Thursday, December 28, 2017

Saving Her Skin (Shifter Shield, #2.5) by Margo Bond Collins

Saving Her Skin (Shifter Shield, #2.5)Saving Her Skin by Margo Bond Collins

My rating: 3 of 5 stars


The author has some quite interesting ideas – ideas I’d like to explore, examine, and roll around in. One problem, huge huge problem – the author also seems to like only dripping out tiny snippets of the story. Here, there, everywhere. When I ended this specific story I saw reference to two other stories – one in some collection. So I’m supposed to go find some collection somewhere and read one story in it just to learn more about this universe I’ve invested time in? mmphs.

I’ve no idea, now, why I had thought it, but I’d really thought that this was going to be a full length novel. I saw the release date. I saw the length of the story. Then I saw two things – the release date got pushed back, the length of the story got increased. But that’s okay, I can wait longer for more story. Then the next thing I knew, the page count had dropped to about a 1/3rd, and I can’t recall if the release date changed, was moved. So, a tiny morsel. Again. With more ‘learn more about these specific characters over here *points* in [insert story title] instead of here, because it’s a lot more fun to jump around and wiggle through hoops instead of reading everything in one place at once, yay!’ Pfft.

Course, to add to the annoyance, I don’t think those other two stories I was told to look for if I wanted to also learn more about these other characters actually exist. That sentence got away from me. I was directed to two other stories. I don’t think they actually exist. There’s about 800 trillion ‘things’ either with the author’s name on them, or including a story by the author, so I’ve no clue, maybe those two other stories do in fact exist somewhere.

I’ve enjoyed this series, for the most part (that sudden ‘attack of sexually graphic sex’ was alarming and unneeded), but it’s killing me. It’s a death by a thousand mini-cuts. Still kills, still annoys, looks stupid on a grave-stone and in bard stories (‘And she rested lightly onto a bed, not noticing the papers residing there, and was cut 1000 times by those papers and bleed to death’).
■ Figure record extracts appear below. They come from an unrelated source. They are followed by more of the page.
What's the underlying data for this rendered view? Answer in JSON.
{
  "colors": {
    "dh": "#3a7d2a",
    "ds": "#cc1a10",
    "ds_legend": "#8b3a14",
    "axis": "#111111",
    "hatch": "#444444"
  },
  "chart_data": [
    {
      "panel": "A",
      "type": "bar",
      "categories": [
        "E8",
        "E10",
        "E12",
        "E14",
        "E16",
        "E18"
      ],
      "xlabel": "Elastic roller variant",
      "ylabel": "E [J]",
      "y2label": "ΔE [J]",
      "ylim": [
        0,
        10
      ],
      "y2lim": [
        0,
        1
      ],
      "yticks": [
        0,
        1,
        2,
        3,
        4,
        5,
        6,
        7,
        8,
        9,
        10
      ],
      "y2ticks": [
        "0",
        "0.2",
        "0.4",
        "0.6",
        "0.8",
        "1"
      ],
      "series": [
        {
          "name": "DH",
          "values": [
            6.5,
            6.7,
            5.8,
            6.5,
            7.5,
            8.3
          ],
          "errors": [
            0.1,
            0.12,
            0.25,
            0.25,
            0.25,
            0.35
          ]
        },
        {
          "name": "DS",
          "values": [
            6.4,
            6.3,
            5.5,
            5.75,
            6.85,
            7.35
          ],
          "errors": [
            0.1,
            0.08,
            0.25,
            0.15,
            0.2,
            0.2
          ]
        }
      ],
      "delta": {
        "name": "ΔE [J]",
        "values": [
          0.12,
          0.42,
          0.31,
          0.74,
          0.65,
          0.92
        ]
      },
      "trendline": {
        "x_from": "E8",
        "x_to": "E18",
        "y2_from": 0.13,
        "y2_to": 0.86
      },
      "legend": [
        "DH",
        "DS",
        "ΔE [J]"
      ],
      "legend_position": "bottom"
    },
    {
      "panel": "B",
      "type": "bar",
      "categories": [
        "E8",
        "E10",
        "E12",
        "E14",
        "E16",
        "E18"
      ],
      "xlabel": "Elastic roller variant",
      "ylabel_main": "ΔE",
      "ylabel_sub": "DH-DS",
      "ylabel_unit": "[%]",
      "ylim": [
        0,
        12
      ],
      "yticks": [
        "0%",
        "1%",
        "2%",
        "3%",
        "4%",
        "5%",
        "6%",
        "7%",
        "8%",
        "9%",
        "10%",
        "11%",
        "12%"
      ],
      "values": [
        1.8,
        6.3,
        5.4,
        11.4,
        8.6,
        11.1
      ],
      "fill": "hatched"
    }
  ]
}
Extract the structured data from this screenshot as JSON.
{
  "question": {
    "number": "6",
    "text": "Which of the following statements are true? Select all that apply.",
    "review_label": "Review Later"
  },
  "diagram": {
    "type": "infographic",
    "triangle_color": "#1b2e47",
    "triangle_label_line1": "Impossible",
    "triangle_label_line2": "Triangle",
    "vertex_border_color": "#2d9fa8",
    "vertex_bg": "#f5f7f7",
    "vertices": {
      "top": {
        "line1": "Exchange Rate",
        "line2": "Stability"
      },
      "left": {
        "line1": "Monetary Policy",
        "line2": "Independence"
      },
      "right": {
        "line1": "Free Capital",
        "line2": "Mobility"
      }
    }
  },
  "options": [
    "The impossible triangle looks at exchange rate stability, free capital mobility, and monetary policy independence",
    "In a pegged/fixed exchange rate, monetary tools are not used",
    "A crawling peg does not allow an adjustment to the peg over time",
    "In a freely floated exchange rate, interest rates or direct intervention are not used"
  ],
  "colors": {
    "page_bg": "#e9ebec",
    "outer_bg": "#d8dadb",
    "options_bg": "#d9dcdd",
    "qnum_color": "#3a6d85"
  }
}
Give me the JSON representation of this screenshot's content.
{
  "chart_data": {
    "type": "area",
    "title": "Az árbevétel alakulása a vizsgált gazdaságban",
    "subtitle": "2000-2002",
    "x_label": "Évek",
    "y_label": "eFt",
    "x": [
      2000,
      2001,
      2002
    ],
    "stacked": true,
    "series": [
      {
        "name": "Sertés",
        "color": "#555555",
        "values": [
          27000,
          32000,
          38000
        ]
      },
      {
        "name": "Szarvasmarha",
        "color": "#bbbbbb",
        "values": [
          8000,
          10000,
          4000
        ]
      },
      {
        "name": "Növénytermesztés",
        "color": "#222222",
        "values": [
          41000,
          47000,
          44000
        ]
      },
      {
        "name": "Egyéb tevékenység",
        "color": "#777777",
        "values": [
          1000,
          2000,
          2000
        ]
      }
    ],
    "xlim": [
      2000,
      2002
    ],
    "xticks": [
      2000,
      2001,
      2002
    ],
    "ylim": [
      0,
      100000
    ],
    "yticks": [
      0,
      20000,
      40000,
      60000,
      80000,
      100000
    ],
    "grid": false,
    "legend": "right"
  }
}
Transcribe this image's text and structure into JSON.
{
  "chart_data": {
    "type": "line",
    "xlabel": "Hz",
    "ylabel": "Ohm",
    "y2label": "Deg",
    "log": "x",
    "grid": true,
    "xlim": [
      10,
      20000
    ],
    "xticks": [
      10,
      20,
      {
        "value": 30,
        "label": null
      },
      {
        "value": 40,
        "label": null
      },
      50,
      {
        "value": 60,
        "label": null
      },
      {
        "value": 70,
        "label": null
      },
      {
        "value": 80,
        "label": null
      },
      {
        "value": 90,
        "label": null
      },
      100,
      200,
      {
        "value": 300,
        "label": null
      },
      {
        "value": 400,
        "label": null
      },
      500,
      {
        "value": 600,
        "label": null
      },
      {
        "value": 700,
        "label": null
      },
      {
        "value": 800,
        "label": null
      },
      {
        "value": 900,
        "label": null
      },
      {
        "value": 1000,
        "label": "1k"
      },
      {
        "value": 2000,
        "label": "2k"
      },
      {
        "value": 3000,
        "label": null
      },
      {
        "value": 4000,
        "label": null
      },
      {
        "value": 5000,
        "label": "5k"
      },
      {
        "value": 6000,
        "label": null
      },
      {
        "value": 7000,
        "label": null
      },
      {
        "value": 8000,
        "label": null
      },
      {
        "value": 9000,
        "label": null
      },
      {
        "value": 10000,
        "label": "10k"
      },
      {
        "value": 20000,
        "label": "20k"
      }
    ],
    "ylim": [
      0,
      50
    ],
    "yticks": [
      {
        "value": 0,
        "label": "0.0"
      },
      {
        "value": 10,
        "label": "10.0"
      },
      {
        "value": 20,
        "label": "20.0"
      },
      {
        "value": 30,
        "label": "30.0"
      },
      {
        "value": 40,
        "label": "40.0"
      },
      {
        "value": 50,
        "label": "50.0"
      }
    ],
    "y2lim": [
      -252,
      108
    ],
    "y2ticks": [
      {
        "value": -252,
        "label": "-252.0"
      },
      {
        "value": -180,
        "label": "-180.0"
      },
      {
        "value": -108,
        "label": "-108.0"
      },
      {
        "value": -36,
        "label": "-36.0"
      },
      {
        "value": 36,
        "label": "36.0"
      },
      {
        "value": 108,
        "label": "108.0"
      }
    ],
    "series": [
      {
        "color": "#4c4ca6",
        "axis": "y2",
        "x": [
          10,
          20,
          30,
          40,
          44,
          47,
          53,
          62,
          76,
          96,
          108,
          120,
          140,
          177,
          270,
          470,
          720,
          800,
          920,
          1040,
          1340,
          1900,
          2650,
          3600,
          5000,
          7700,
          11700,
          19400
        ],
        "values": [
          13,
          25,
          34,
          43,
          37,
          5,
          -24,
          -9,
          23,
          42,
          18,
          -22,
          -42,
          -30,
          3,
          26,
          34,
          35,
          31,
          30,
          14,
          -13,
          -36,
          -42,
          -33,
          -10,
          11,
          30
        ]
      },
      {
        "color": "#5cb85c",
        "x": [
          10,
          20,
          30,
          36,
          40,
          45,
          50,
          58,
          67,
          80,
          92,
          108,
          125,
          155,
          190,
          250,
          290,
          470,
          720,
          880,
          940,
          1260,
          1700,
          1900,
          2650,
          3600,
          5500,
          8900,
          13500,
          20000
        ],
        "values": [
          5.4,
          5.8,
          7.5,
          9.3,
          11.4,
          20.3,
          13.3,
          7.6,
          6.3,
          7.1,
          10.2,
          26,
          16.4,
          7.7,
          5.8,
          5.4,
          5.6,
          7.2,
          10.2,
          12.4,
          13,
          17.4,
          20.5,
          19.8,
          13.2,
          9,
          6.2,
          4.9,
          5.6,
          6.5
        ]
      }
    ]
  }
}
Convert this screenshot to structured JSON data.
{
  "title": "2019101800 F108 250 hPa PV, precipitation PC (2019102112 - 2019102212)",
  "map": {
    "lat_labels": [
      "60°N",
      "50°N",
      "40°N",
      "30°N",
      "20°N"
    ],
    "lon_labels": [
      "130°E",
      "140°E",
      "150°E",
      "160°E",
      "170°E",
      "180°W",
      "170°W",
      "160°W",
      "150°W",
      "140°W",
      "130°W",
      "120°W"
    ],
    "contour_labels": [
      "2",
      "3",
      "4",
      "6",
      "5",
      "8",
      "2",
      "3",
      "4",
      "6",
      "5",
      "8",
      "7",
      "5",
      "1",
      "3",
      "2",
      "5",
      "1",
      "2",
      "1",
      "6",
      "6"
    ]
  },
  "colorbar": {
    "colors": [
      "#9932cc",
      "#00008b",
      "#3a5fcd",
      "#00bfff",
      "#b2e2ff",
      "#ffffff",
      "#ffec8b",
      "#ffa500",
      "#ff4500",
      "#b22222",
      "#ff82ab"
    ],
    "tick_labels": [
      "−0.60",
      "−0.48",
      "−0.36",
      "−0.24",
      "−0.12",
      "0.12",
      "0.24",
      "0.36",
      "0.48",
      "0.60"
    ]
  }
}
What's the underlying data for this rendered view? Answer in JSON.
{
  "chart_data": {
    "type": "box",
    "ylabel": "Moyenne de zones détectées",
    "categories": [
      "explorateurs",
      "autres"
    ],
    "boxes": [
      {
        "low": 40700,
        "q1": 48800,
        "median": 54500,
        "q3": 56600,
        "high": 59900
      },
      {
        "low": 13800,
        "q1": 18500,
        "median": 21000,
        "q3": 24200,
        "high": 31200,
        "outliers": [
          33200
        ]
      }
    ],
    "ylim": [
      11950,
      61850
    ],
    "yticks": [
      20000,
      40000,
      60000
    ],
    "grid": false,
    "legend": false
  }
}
Right. So. This story told nothing really. Even more baby llamas were in the process of being born, even more people were attempting to kidnap them, even more political crap going on, even more douchbag werewolf action. The end. Oh, except for the ‘other worlds’ part. That’s new. Oh, right, sorry, I still keep reading lamia as llama as I read the story. No idea why. I really want to read about a werellama now though.